Во время этого приезда я трижды простаивала очередь в Эрмитаж: и среди разноцветных зонтиков, и на палящем солнце, и под шум итальянской речи, и под свежесть выражений нашей провинции. В этот раз никуда не торопясь и никак не планируя степень желаемости видеть определенные залы, я плутала, терялась, знакомилась со смотрительницами, подслушивала то немецкие, то французские, то русские экскурсии, а в последний раз даже японскую, из которой понимала и узнавала разве что уже ставшие привычными интонации и глагольные формы. Диапазон возникаемых мыслей был широк и отнюдь не ограничивался живописными полотнами, встреча с которыми, пусть уже и не в первый раз, всегда для меня большое таинство, но и выматывающая, приятная утомительность. Много думалось о музее как институте в целом, о типе зрителя и качестве экскурсовода. Не скрою, мне было досадно слушать, как большинство гидов рассказывали людям то, что те сами должны были видеть: посмотрите направо, фигура полуобнажена, тень падает, создавая таинственность - посетители все это могли бы увидеть сами, если бы чуть больше времени, чуть больше усилия затратили бы. Но большинство усердно слушало заученные, красивым голосом читаемые тексты, следя за указательным пальцем экскурсовода с большей пристальностью, чем за тем, куда этот палец указывал, не веря, что большая затрата души и воображения, даст и больше впечатлений.

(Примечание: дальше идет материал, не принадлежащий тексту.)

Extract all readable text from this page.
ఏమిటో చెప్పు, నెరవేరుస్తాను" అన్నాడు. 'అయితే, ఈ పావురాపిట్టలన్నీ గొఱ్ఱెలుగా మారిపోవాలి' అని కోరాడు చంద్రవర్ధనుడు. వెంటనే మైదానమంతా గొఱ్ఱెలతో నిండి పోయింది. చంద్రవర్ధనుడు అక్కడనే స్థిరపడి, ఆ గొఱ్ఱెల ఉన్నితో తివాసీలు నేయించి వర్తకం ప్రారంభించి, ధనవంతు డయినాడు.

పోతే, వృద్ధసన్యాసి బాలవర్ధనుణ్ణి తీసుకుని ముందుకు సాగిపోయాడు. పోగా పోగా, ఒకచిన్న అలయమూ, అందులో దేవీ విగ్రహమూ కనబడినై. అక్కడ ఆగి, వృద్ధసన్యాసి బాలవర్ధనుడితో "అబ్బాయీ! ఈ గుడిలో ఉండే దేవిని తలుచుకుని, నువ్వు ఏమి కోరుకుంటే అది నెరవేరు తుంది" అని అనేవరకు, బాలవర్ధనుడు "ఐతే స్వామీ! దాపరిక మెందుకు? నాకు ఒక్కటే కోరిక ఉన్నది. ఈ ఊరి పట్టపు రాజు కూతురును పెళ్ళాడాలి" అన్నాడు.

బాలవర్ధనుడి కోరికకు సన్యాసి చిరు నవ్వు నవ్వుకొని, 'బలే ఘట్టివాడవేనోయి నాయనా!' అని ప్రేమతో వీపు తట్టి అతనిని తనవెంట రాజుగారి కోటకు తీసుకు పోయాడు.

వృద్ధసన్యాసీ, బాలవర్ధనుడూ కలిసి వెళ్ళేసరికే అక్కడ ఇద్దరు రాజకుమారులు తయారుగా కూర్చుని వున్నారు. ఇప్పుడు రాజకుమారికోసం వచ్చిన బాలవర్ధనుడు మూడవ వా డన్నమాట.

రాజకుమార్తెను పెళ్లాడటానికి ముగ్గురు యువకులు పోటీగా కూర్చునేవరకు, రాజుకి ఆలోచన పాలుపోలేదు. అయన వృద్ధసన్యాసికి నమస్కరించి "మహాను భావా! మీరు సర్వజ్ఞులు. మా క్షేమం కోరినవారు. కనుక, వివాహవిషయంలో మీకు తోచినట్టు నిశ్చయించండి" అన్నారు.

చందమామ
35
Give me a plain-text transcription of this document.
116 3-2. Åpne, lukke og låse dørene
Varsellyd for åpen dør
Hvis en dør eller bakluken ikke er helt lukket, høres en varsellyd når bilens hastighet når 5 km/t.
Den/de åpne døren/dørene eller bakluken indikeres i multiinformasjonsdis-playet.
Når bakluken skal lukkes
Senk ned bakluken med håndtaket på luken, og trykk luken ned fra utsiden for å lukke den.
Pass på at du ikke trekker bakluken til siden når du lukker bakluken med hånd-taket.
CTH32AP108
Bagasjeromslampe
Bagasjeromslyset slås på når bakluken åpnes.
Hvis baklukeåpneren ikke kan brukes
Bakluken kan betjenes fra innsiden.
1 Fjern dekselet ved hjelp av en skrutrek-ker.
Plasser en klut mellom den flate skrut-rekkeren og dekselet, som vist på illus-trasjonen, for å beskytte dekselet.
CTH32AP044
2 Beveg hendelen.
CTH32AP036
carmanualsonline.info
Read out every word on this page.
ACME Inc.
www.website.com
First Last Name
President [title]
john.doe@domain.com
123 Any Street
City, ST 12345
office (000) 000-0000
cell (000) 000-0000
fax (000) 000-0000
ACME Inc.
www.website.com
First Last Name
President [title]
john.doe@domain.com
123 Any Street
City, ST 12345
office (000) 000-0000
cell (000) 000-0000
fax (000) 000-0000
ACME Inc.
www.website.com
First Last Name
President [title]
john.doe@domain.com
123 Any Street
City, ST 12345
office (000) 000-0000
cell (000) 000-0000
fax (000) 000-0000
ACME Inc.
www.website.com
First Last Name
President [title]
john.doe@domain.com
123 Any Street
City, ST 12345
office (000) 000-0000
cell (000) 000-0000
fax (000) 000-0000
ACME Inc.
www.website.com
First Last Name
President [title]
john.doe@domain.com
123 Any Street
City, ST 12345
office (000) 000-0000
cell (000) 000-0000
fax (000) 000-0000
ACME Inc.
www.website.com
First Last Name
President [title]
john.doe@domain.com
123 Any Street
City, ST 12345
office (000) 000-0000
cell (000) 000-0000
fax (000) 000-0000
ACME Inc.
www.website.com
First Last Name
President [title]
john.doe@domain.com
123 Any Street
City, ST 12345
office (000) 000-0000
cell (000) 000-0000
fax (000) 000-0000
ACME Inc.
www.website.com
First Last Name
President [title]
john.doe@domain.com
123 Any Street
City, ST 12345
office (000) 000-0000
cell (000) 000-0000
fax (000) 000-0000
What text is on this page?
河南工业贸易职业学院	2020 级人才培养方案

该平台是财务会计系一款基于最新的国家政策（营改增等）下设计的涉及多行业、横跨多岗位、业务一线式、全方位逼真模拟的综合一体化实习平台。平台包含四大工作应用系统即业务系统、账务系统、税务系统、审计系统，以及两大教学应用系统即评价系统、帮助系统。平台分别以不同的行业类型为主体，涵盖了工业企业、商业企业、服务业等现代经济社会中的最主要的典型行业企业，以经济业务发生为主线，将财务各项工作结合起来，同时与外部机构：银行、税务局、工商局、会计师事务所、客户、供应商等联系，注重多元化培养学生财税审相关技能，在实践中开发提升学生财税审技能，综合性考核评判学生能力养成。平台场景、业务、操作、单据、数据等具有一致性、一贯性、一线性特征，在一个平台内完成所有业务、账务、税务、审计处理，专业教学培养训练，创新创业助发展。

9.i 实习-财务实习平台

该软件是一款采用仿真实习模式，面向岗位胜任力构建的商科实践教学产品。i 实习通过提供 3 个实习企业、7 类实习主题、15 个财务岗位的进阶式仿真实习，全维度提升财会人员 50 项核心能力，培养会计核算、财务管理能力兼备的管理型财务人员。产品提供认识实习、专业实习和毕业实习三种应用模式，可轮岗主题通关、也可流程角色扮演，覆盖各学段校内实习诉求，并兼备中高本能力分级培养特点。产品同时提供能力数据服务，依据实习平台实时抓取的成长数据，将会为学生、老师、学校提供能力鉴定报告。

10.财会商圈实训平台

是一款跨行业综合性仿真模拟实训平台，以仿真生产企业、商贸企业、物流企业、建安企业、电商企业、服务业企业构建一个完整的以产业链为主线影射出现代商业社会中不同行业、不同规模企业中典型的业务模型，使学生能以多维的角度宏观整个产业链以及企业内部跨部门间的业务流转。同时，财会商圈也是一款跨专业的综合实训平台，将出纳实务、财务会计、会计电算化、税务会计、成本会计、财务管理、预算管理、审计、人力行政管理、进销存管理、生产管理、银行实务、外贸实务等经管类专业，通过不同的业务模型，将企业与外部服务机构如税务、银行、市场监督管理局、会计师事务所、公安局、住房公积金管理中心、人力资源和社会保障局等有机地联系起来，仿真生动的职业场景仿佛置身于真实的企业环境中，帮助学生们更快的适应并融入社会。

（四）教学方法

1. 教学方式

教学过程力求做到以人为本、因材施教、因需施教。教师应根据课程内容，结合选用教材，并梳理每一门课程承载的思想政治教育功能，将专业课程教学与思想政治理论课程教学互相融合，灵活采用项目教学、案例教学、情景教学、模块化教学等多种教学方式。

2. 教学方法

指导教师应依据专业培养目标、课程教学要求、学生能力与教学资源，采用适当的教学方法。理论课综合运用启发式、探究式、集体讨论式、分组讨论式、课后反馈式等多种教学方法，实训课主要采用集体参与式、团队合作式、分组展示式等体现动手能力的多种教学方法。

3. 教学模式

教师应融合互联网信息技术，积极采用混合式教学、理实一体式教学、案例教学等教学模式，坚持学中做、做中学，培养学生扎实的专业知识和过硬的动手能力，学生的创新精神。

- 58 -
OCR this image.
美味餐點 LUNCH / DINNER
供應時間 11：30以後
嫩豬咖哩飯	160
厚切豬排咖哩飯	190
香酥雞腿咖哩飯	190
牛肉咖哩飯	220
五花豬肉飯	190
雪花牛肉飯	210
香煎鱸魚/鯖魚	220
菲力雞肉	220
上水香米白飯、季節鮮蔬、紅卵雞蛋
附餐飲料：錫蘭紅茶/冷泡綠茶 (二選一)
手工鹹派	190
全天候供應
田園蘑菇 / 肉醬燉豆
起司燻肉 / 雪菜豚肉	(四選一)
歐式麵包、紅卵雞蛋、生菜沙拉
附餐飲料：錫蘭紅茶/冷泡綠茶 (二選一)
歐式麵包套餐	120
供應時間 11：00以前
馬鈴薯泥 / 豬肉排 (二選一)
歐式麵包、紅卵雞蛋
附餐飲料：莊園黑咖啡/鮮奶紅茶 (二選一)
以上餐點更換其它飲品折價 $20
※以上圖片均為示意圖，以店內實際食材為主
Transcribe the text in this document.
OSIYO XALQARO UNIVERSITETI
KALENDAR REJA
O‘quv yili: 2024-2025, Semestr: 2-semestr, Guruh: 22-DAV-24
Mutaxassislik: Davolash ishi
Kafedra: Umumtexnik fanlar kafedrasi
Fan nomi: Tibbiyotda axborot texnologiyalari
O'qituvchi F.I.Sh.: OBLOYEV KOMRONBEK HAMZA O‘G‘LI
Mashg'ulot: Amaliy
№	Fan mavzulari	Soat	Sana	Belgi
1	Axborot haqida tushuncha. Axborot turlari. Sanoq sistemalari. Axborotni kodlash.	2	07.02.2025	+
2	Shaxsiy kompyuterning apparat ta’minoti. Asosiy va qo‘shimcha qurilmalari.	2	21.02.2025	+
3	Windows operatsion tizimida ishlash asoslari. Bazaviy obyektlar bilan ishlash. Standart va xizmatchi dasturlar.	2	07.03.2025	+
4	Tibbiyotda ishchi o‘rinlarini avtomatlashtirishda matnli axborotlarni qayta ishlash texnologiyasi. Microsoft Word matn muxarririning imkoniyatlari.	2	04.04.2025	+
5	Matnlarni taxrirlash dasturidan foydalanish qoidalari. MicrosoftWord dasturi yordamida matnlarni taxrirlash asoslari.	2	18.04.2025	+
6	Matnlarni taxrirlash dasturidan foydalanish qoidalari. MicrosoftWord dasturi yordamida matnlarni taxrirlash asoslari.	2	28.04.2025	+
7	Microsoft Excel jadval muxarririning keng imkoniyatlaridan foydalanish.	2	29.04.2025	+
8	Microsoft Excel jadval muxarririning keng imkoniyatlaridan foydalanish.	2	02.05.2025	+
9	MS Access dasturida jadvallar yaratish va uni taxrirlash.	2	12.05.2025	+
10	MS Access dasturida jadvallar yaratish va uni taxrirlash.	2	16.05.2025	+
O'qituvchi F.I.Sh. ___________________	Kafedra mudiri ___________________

Меня восхищало, как эти люди, разных национальностей, возрастов,с разными компаниями, с разными запасами сил простаивали более часа в очереди, нетерпеливо переминаясь, ждали, когда бы поближе подойти к этим маленьким драгоценностям, словно спрятанным в стеклянную шкатулку: картинам Леонардо и Рафаэля. В то же время, при всей своей умилительной искренности, меня удручало, когда молодые девчонки и даже взрослые дядечки фотографировались, широко и показательно улыбаясь на фоне Рембранта или Ван Гога. Я тоже не люблю, когда опаздывают, но мне было досадно чувствовать всю претензию и знание своих прав переполнявших фигуру молодого, одетого в красивый синеватый костюм с тонкими ниточками-полосками русского гида итальянцев, когда он обвинительным тоном заставил извиняться смотрителя за задержку на несколько минут открытия после перерыва зала немецкой живописи. Мне, до сих пор не понимающей, что же есть современное искусство, казалось тогда, что современное искусство именно в отношении современных людей к искусству, к музею, к иностранцам, к людям.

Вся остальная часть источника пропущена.